Jeremy also said: > Australian customers are so conservative, that if you want to sell something to enterprises in Australia, you have to tell them that their competitors have already bought it. If you say “you could use this to power ahead of your field and become a global success story” - they don’t care. I don’t know exactly why this is, but it’s true in the data and it’s absolutely true from all of my experience.

10 Australia ranks right at the top in “use of tech”
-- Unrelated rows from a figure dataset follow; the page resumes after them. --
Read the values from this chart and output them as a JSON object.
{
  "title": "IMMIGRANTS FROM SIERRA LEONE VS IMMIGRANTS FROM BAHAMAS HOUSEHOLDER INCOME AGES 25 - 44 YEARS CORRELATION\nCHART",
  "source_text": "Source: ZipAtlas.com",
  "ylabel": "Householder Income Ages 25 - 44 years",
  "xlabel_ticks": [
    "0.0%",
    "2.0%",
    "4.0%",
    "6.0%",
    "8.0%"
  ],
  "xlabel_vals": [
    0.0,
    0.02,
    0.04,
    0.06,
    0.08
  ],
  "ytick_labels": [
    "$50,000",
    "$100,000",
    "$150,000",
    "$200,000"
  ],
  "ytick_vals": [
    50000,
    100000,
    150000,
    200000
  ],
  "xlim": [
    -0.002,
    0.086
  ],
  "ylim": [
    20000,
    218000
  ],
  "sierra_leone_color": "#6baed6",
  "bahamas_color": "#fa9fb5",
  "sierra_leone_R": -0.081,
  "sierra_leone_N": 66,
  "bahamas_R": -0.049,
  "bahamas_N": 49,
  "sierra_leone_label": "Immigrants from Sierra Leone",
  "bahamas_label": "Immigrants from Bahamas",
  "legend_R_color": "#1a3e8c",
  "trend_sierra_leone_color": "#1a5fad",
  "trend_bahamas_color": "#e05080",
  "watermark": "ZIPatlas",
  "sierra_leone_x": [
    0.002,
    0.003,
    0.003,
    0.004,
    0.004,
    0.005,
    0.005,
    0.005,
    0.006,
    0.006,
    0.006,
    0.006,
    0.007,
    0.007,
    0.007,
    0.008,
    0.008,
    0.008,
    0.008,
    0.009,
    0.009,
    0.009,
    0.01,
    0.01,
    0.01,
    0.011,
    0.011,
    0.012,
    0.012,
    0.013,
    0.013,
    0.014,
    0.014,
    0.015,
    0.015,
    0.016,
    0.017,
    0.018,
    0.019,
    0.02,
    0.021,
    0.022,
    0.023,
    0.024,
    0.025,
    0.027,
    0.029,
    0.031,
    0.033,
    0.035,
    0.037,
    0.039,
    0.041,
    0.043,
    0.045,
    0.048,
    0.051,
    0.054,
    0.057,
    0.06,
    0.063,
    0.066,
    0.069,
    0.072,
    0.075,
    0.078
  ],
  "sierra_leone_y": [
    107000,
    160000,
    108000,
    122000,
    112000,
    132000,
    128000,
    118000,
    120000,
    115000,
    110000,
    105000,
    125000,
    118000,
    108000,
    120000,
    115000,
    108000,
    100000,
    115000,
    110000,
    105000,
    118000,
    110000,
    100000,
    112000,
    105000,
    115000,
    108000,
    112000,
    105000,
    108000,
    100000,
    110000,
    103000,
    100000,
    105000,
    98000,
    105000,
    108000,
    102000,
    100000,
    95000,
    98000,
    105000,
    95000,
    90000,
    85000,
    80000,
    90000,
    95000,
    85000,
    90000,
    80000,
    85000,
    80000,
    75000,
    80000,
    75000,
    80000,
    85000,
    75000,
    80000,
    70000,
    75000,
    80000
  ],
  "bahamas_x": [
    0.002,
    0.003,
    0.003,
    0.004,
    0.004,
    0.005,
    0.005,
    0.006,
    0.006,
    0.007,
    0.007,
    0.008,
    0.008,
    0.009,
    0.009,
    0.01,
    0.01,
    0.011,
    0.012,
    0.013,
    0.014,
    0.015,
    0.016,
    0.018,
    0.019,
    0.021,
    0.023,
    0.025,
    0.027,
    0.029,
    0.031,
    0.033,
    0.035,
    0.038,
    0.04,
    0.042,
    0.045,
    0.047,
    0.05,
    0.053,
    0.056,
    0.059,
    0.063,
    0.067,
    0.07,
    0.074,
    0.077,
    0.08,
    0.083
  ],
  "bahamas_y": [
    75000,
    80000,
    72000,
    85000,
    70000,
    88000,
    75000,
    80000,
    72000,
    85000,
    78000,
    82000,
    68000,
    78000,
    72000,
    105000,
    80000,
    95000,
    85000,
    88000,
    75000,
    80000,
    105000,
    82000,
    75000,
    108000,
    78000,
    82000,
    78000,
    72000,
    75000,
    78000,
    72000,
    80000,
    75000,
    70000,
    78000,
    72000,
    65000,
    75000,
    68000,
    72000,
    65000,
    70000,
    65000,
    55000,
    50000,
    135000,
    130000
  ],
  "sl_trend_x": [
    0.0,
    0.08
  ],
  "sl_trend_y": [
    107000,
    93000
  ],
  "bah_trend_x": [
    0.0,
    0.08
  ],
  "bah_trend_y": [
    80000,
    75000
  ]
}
Having said that, as shown in figure-7 above, in OECD, Australia ranks at the top in terms of “use of tech”!. And yet, Australia ranks right at the bottom when in terms of investment in technology.

And this is actually why Jeremy thinks Australia is a great place to build a startup. Jeremy said: > If you can get past all this stuff pulling you down, in Australia, you’re in a place where you’re surrounded by brilliant people. They don’t have other cool tech startups on the whole. It’s not that there’s none, but relatively very few.

Jeremy said that he believes there are some great opportunities here in Australia and also shared some advice for building a tech/AI startup: > Do it in as un-Australian a way as possible: “you” don’t have to have Australian investors or customers. Just believe that “you” can put something on the internet that people are going to buy.

Jeremy feels that this is the secret to having some great startups in Australia and also ended the talk by sharing an example of how things are starting to change in Adelaide.

Lastly, Jeremy said: > The most important thing is the kind of raw foundation that we have which I think is kind of the best in the world. We want to help in any way we can to change Australia from a diamond in the rough to a glowing diamond that everybody around the world knows about.

11 The end

AA: As someone who was in the audience, I must say it was quite a pleasure to hear Jeremy share his journey. There’s plenty in there to learn from and I am glad I got to witness it live and also got a chance to meet him. I am also secretly very happy that he’s in Australia and hope that this will change the state of AI investment here. I am also happy to do my bit and help in any way I can.